NEW MILFORD — Two town councilmen who have been accused of conflicts of interest or possible conflicts of interest exchanged words at Monday’s council meeting over the town’s ethics code.

Councilman Frank Wargo was criticized earlier this month for bidding on a town-owned building that he approved selling as a town councilman. His bid of $50,000 to revitalize 25 Church St. has since been rejected, and he submitted a letter to the Ethics Commission, requesting an advisory opinion.

Councilman Tom Esposito was accused last month of a potential conflict of interest for meeting with the architect and subcontractor about making the library modernization project energy efficient, something the company he works for does. He said his company is not able to bid on public projects and had never intended to bid on the library project.

Esposito requested a discussion about Wargo’s actions be added to the agenda last week because he viewed the lack of it as hypocrisy. He added it was nothing personal against Wargo and the two discussed it on the phone this weekend before the meeting.

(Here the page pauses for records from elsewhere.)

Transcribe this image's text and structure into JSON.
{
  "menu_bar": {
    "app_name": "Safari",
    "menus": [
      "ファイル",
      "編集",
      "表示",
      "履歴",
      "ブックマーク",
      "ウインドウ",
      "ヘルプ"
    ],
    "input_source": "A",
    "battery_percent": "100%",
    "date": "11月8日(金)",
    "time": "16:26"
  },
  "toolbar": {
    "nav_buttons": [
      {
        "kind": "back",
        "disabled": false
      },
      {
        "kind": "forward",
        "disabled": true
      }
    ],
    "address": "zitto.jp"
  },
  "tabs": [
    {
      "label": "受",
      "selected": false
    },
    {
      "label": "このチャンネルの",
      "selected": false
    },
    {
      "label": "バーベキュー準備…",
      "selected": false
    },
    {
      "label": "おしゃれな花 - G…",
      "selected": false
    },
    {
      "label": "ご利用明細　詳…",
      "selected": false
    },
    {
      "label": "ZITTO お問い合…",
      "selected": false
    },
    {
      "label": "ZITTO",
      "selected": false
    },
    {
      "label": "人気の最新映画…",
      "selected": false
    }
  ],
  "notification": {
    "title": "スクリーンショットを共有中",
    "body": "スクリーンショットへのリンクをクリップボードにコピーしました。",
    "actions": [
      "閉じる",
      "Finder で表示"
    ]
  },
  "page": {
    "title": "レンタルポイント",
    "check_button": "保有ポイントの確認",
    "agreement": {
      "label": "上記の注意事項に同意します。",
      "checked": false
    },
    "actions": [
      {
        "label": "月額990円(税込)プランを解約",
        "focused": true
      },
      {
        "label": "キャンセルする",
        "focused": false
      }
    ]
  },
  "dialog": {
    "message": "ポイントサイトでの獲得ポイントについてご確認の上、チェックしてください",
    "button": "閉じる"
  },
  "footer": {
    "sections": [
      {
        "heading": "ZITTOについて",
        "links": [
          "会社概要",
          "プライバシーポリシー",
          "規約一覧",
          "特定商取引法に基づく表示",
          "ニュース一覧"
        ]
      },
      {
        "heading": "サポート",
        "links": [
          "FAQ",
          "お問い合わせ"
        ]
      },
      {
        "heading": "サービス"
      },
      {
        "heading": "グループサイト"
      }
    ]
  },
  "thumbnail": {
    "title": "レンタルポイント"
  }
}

“If hypothetical scenarios warrant an open discussion, then an actual conflict of interest does too,” he said Monday.

Esposito’s actions were included on both agendas in September, even though Esposito said he was away for his wedding and could not be reached for two weeks. At a previous Town Council meeting, Esposito said he told Mayor David Gronbach that before the agenda was sent out and it should not have been included in the first place.

He said the issue should have been handled by the Ethics Commission and not at a Town Council meeting.

Wargo said he didn’t see his actions as a conflict of interest because it was the second round of a public request for bids and he didn’t have an advantage over other members of the public.

”I don’t know where the ethical conflict is,” Wargo said Monday.

Wargo sits on the subcommittee that examines and suggests town-owned properties that can be sold. He voted with the committee to recommend the town sell 25 Church St., then voted with council to sell the building.

None of the proposals in the first round of bids for the property were accepted because they included demolishing the building or using the space for parking lots. Wargo was the only bidder in the second round. He said he wanted to fix up the storefront and upstairs apartments so it could return to the tax rolls.

The town bought the building in 2001 for $255,000, and it was appraised at $373,600 in 2015, according to town records.

Earlier in Monday’s meeting, Carl Dill, a resident who redevelops properties, asked that the town list the property with a broker. He said he’s interested in buying and renovating the building so it can return to the tax rolls and already has an interested tenant for the first floor.